The Scottish vacancy rate fell in the first three months of this year to 15.8%, from 16.1% in the last quarter of 2021, but is still 0.5 percentage points higher than in the same point in 2021.
Shopping Centre vacancies decreased slightly to 20.2% from Q4’s 20.4%, while high street vacancies fell to 14.8% from 15%. Retail park’s have 12% of units vacant, down from 12.6%.
David Lonsdale, director of the Scottish Retail Consortium, said the easing of Covid restrictions saw a “small but nonetheless welcome” reduction in the first three months of the year.
“This was a second successive quarterly improvement and was an encouraging start to the year. That said, the vacancy rate remains over a fifth above pre-pandemic levels and one in six Scottish retail stores still lies empty, a very vivid reminder of the heavy economic toll resulting from Covid and associated restrictions.”

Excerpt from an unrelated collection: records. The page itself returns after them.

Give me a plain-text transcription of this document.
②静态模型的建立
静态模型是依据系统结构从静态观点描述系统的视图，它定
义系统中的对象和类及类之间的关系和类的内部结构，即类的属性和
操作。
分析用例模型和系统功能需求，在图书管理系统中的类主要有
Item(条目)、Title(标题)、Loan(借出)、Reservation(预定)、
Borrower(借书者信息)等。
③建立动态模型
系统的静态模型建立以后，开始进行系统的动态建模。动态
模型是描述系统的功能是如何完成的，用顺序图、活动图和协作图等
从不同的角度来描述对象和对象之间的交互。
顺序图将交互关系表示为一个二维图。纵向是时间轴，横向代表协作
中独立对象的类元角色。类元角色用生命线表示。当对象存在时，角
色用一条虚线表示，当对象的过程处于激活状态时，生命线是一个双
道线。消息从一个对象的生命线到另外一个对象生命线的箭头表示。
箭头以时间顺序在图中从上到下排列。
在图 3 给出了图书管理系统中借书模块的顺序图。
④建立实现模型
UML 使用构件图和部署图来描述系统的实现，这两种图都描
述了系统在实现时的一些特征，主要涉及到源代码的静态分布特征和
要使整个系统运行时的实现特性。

He added: “The challenge for our retail destinations will be turning this into a more sustained improvement in the months ahead, particularly as concerns over the cost of living show little sign of abating and as retailers grapple with a hodgepodge of supply chain and government-mandated cost rises.
“The health of Scotland’s retail destinations is ultimately determined by the state of the overall economy and consumer sentiment.
“However a sharper and more urgent focus from policy makers is required too. Two government reports on towns and city centres recovery have been published in recent weeks, and the industry is looking to these and local election promises for early and concrete action to rejuvenate our high streets and retail destinations. Such measures cannot come soon enough.”
Lucy Stainton, director, Local Data Company, said: “The latest figures show a continued— and welcome— reduction in empty units across nearly all regions in England as well as across both Scotland and Wales, as market recovery continues post-Covid.
“This decline in vacant space is being driven by further repurposing of retail space, growth in the independents sector and an increase in activity across the chains as well, as many brands are back on the acquisition trail after the pandemic stalled growth.
“Anecdotally, we are aware of rising competition for prime space in both city centres and shopping centres, from both chain retail and leisure operators.
“This may lead to further polarisation in key locations as activity is concentrated in prime pitches, leaving more tertiary space behind.
“That being said, this continued decline in vacancy rates is further evidence of more sustained recovery.
“Whilst there are a number of well-publicised economic headwinds on the horizon, we might still remain optimistic that a proactive, concerted focus on the future of consumer-facing real estate will yield further recovery.”